Albinko Hasic is a PhD student at Syracuse University, whose research concerns propaganda.

On July 20, 1944, Adolf Hitler and senior Nazi military officers met at the Wolf’s Lair in Rastenburg, Eastern Prussia. As the Nazi military leaders took their seats to discuss troop movements on the Eastern Front, an explosion ripped through the humid conference room — and, through the thick black smoke, Hitler’s body was seen strewn across the table. The Führer was dead, and Europe was potentially freed from the Nazi scourge. Or so it initially seemed.

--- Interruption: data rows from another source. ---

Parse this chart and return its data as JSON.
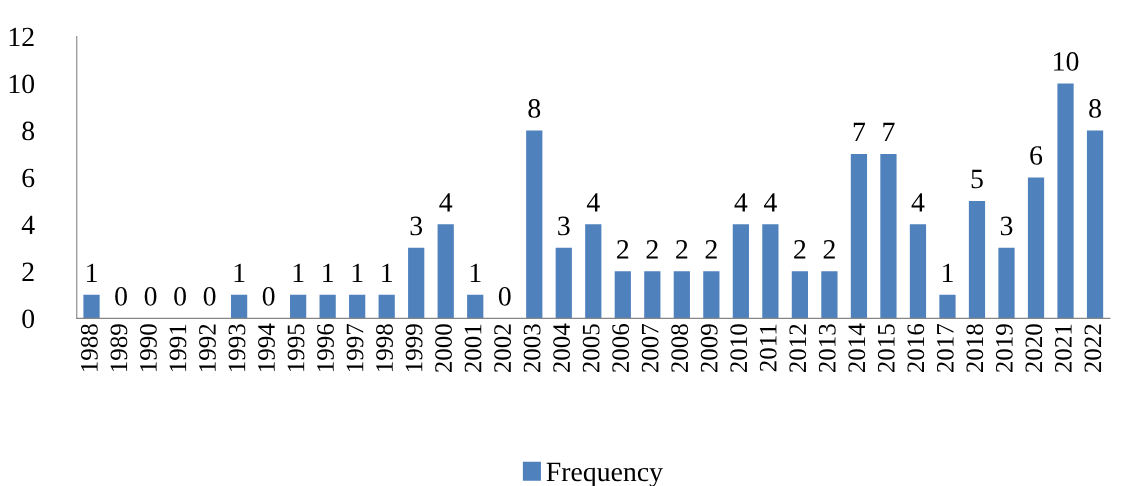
{
  "chart_data": {
    "type": "bar",
    "categories": [
      "1988",
      "1989",
      "1990",
      "1991",
      "1992",
      "1993",
      "1994",
      "1995",
      "1996",
      "1997",
      "1998",
      "1999",
      "2000",
      "2001",
      "2002",
      "2003",
      "2004",
      "2005",
      "2006",
      "2007",
      "2008",
      "2009",
      "2010",
      "2011",
      "2012",
      "2013",
      "2014",
      "2015",
      "2016",
      "2017",
      "2018",
      "2019",
      "2020",
      "2021",
      "2022"
    ],
    "series": [
      {
        "name": "Frequency",
        "color": "#4f81bd",
        "values": [
          1,
          0,
          0,
          0,
          0,
          1,
          0,
          1,
          1,
          1,
          1,
          3,
          4,
          1,
          0,
          8,
          3,
          4,
          2,
          2,
          2,
          2,
          4,
          4,
          2,
          2,
          7,
          7,
          4,
          1,
          5,
          3,
          6,
          10,
          8
        ]
      }
    ],
    "ylim": [
      0,
      12
    ],
    "yticks": [
      0,
      2,
      4,
      6,
      8,
      10,
      12
    ],
    "data_labels": true,
    "legend": "bottom",
    "grid": false
  }
}
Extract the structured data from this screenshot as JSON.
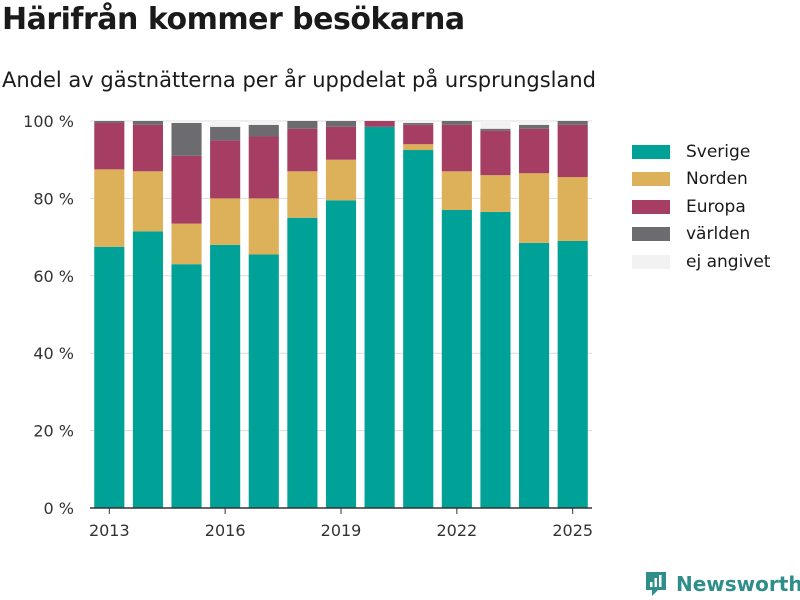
{
  "title": "Härifrån kommer besökarna",
  "subtitle": "Andel av gästnätterna per år uppdelat på ursprungsland",
  "brand": {
    "name": "Newsworthy",
    "icon": "newsworthy-logo-icon"
  },
  "colors": {
    "Sverige": "#00a197",
    "Norden": "#ddb05a",
    "Europa": "#a63e63",
    "världen": "#6b6b70",
    "ej angivet": "#f2f2f2"
  },
  "legend": [
    "Sverige",
    "Norden",
    "Europa",
    "världen",
    "ej angivet"
  ],
  "chart_data": {
    "type": "bar",
    "stacked": true,
    "categories": [
      2013,
      2014,
      2015,
      2016,
      2017,
      2018,
      2019,
      2020,
      2021,
      2022,
      2023,
      2024,
      2025
    ],
    "xticks": [
      "2013",
      "2016",
      "2019",
      "2022",
      "2025"
    ],
    "yticks": [
      "0 %",
      "20 %",
      "40 %",
      "60 %",
      "80 %",
      "100 %"
    ],
    "ylim": [
      0,
      100
    ],
    "grid": true,
    "legend_position": "right",
    "series": [
      {
        "name": "Sverige",
        "values": [
          67.5,
          71.5,
          63,
          68,
          65.5,
          75,
          79.5,
          98.5,
          92.5,
          77,
          76.5,
          68.5,
          69
        ]
      },
      {
        "name": "Norden",
        "values": [
          20,
          15.5,
          10.5,
          12,
          14.5,
          12,
          10.5,
          0,
          1.5,
          10,
          9.5,
          18,
          16.5
        ]
      },
      {
        "name": "Europa",
        "values": [
          12,
          12,
          17.5,
          15,
          16,
          11,
          8.5,
          1.5,
          5,
          12,
          11.5,
          11.5,
          13.5
        ]
      },
      {
        "name": "världen",
        "values": [
          0.5,
          1,
          8.5,
          3.5,
          3,
          2,
          1.5,
          0,
          0.5,
          1,
          0.5,
          1,
          1
        ]
      },
      {
        "name": "ej angivet",
        "values": [
          0,
          0,
          0.5,
          1.5,
          1,
          0,
          0,
          0,
          0.5,
          0,
          2,
          1,
          0
        ]
      }
    ]
  }
}
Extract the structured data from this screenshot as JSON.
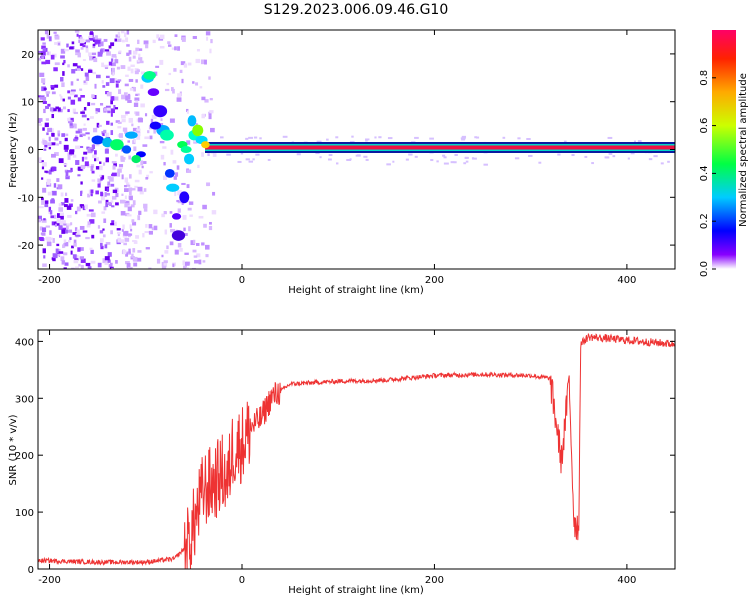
{
  "title": "S129.2023.006.09.46.G10",
  "colors": {
    "snr_line": "#ee3333",
    "carrier": "#ee1144",
    "frame": "#000000"
  },
  "chart_data": [
    {
      "type": "heatmap",
      "xlabel": "Height of straight line (km)",
      "ylabel": "Frequency (Hz)",
      "xlim": [
        -212,
        450
      ],
      "ylim": [
        -25,
        25
      ],
      "x_ticks": [
        -200,
        0,
        200,
        400
      ],
      "y_ticks": [
        -20,
        -10,
        0,
        10,
        20
      ],
      "colorbar": {
        "label": "Normalized spectral amplitude",
        "range": [
          0,
          1
        ],
        "ticks": [
          "0.0",
          "0.2",
          "0.4",
          "0.6",
          "0.8"
        ],
        "colormap": "rainbow"
      },
      "features": [
        {
          "x_start": -212,
          "x_end": -110,
          "description_value": "scattered low-amplitude noise at all frequencies"
        },
        {
          "x_start": -110,
          "x_end": -35,
          "freq": 15,
          "note": "bright branch near 15 Hz at -97 km"
        },
        {
          "x_start": -35,
          "x_end": 450,
          "freq": 0,
          "amplitude": 0.95
        }
      ]
    },
    {
      "type": "line",
      "xlabel": "Height of straight line (km)",
      "ylabel": "SNR (10 * v/v)",
      "xlim": [
        -212,
        450
      ],
      "ylim": [
        0,
        420
      ],
      "x_ticks": [
        -200,
        0,
        200,
        400
      ],
      "y_ticks": [
        0,
        100,
        200,
        300,
        400
      ],
      "series": [
        {
          "x": [
            -212,
            -150,
            -100,
            -70,
            -55,
            -40,
            -30,
            -20,
            -15,
            -10,
            0,
            10,
            20,
            30,
            50,
            100,
            150,
            200,
            250,
            300,
            320,
            328,
            332,
            340,
            345,
            350,
            352,
            360,
            400,
            450
          ],
          "y": [
            15,
            12,
            12,
            18,
            45,
            140,
            150,
            170,
            150,
            210,
            220,
            250,
            265,
            300,
            325,
            330,
            332,
            340,
            342,
            340,
            335,
            240,
            190,
            330,
            85,
            72,
            395,
            408,
            402,
            395
          ]
        }
      ]
    }
  ]
}
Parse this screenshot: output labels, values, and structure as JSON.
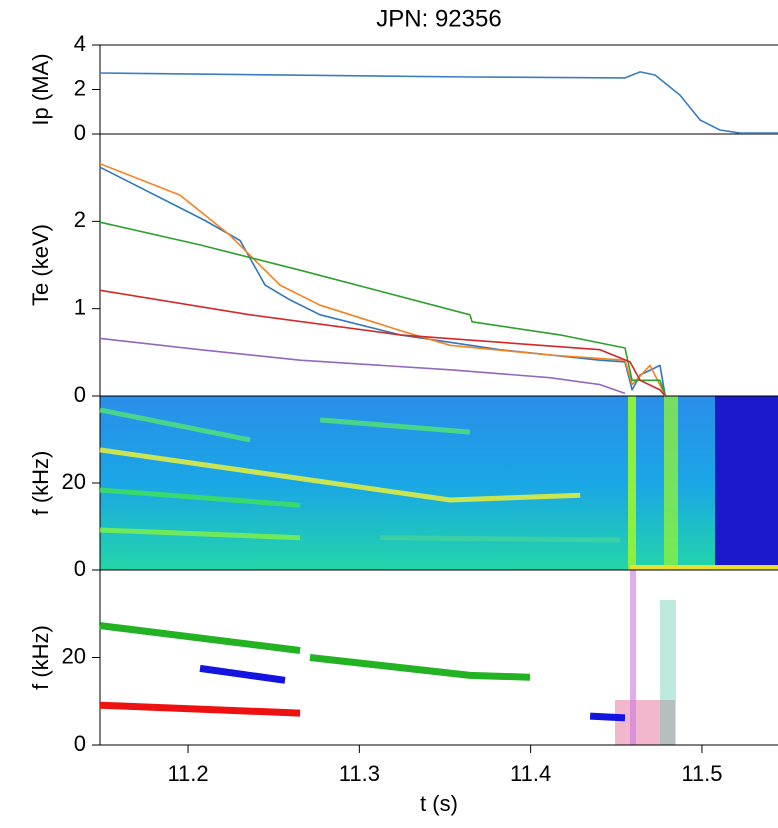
{
  "chart_data": [
    {
      "type": "line",
      "title": "JPN: 92356",
      "ylabel": "Ip (MA)",
      "xlim": [
        11.1486,
        11.5444
      ],
      "ylim": [
        0,
        4
      ],
      "yticks": [
        0,
        2,
        4
      ],
      "series": [
        {
          "color": "#3a7dbf",
          "x": [
            11.1486,
            11.3646,
            11.4551,
            11.4639,
            11.4726,
            11.4872,
            11.4989,
            11.5105,
            11.5222,
            11.5444
          ],
          "values": [
            2.74,
            2.56,
            2.52,
            2.79,
            2.65,
            1.75,
            0.63,
            0.18,
            0.04,
            0.04
          ]
        }
      ]
    },
    {
      "type": "line",
      "ylabel": "Te (keV)",
      "xlim": [
        11.1486,
        11.5444
      ],
      "ylim": [
        0,
        3
      ],
      "yticks": [
        0,
        1,
        2
      ],
      "series": [
        {
          "color": "#2f78c0",
          "x": [
            11.1486,
            11.2099,
            11.2304,
            11.245,
            11.2595,
            11.2771,
            11.3238,
            11.3821,
            11.4405,
            11.4551,
            11.4592,
            11.4639,
            11.4755,
            11.4785
          ],
          "values": [
            2.62,
            2.01,
            1.78,
            1.27,
            1.1,
            0.93,
            0.7,
            0.53,
            0.41,
            0.39,
            0.07,
            0.24,
            0.35,
            0.01
          ]
        },
        {
          "color": "#f5821f",
          "x": [
            11.1486,
            11.1953,
            11.2245,
            11.2537,
            11.2771,
            11.3238,
            11.353,
            11.4113,
            11.4551,
            11.4592,
            11.4697,
            11.4785
          ],
          "values": [
            2.66,
            2.3,
            1.84,
            1.27,
            1.04,
            0.75,
            0.58,
            0.47,
            0.41,
            0.13,
            0.35,
            0.01
          ]
        },
        {
          "color": "#2ca02c",
          "x": [
            11.1486,
            11.207,
            11.2654,
            11.3646,
            11.3658,
            11.4172,
            11.4551,
            11.4592,
            11.4755,
            11.4785
          ],
          "values": [
            1.99,
            1.73,
            1.44,
            0.93,
            0.85,
            0.7,
            0.55,
            0.18,
            0.18,
            0.01
          ]
        },
        {
          "color": "#d62728",
          "x": [
            11.1486,
            11.2362,
            11.3238,
            11.4405,
            11.458,
            11.4639,
            11.4755,
            11.4785
          ],
          "values": [
            1.21,
            0.93,
            0.7,
            0.53,
            0.39,
            0.18,
            0.07,
            0.0
          ]
        },
        {
          "color": "#9467bd",
          "x": [
            11.1486,
            11.207,
            11.2654,
            11.353,
            11.4113,
            11.4405,
            11.4551
          ],
          "values": [
            0.66,
            0.53,
            0.41,
            0.3,
            0.21,
            0.13,
            0.03
          ]
        }
      ]
    },
    {
      "type": "spectrogram",
      "ylabel": "f (kHz)",
      "xlim": [
        11.1486,
        11.5444
      ],
      "ylim": [
        0,
        40
      ],
      "yticks": [
        0,
        20
      ],
      "series": [
        {
          "color": "#e8f03a",
          "x": [
            11.1486,
            11.353,
            11.4289
          ],
          "values": [
            27.6,
            16.1,
            17.2
          ]
        },
        {
          "color": "#4fe07a",
          "x": [
            11.1486,
            11.2362
          ],
          "values": [
            36.8,
            29.9
          ]
        },
        {
          "color": "#4fe07a",
          "x": [
            11.2771,
            11.3646
          ],
          "values": [
            34.5,
            31.7
          ]
        },
        {
          "color": "#3ee05a",
          "x": [
            11.1486,
            11.2654
          ],
          "values": [
            18.4,
            14.9
          ]
        },
        {
          "color": "#7cf04a",
          "x": [
            11.1486,
            11.2654
          ],
          "values": [
            9.2,
            7.4
          ]
        },
        {
          "color": "#3fd2a0",
          "x": [
            11.3121,
            11.4522
          ],
          "values": [
            7.4,
            6.9
          ]
        }
      ]
    },
    {
      "type": "line",
      "ylabel": "f (kHz)",
      "xlabel": "t (s)",
      "xlim": [
        11.1486,
        11.5444
      ],
      "ylim": [
        0,
        40
      ],
      "yticks": [
        0,
        20
      ],
      "xticks": [
        11.2,
        11.3,
        11.4,
        11.5
      ],
      "line_width": 7,
      "series": [
        {
          "color": "#22b222",
          "x": [
            11.1486,
            11.2654
          ],
          "values": [
            27.3,
            21.6
          ]
        },
        {
          "color": "#22b222",
          "x": [
            11.2712,
            11.3646,
            11.3996
          ],
          "values": [
            20.0,
            15.9,
            15.5
          ]
        },
        {
          "color": "#1414e0",
          "x": [
            11.207,
            11.2566
          ],
          "values": [
            17.5,
            14.8
          ]
        },
        {
          "color": "#ee1111",
          "x": [
            11.1486,
            11.2654
          ],
          "values": [
            9.1,
            7.3
          ]
        },
        {
          "color": "#1414e0",
          "x": [
            11.4347,
            11.4551
          ],
          "values": [
            6.6,
            6.2
          ]
        }
      ]
    }
  ]
}
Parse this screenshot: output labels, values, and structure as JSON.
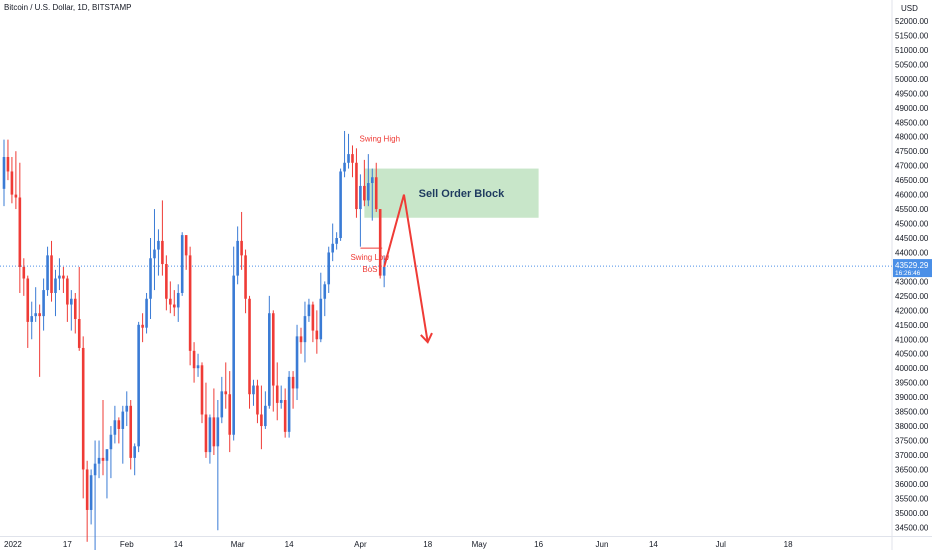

For a brief moment in history, Claus von Stauffenberg and his co-conspirators thought they had succeeded in turning the tide of World War II and potentially saving thousands of additional lives. Unfortunately, the most well-known assassination plot on Hitler’s life, popularly known as the July Plot or Operation Valkyrie, proved unsuccessful for reasons that could have been avoided, and others that are unexplained to this day.

The July Plot Is Hatched

By the summer of 1944, a sizable portion of the German populace, including a number of Germany’s senior military leaders were beginning to lose hope that Germany could win the war. Many blamed Hitler for leading Germany to disaster. Several notable politicians and senior military officials hatched a plot to assassinate the Führer by planting a bomb during a meeting at the Wolfsschanze (the Wolf’s Lair, one of Hitler’s military headquarters) and by doing so, to trigger a political consolidation and coup d’état. The plan was known as Operation Valkyrie. The idea was that, once Hitler was dead, the military would claim that the assassination was part of an attempted coup by the Nazi Party and the Reserve Army would seize key installations in Berlin and arrest high-ranking Nazi leadership. A new government would be established with Carl Friedrich Goerdeler as Chancellor of Germany and Ludwig Beck as president. The new government had the aim of negotiating an end to the war, preferably with favorable terms for Germany.

According to Philipp Freiherr Von Boeselager, one of the last surviving members of the July Plot, the motivations of the key conspirators varied. For many of them, it was simply a way to avoid military defeat, while others wanted to salvage at least a part of the country’s morality. They selected a young German army colonel by the name of Claus von Stauffenberg to carry out the attempt. Stauffenberg was a committed German nationalist, despite not being an official Nazi party member. He ultimately came to believe that it was his patriotic duty to rid Germany of Adolf Hitler if the country was to be saved.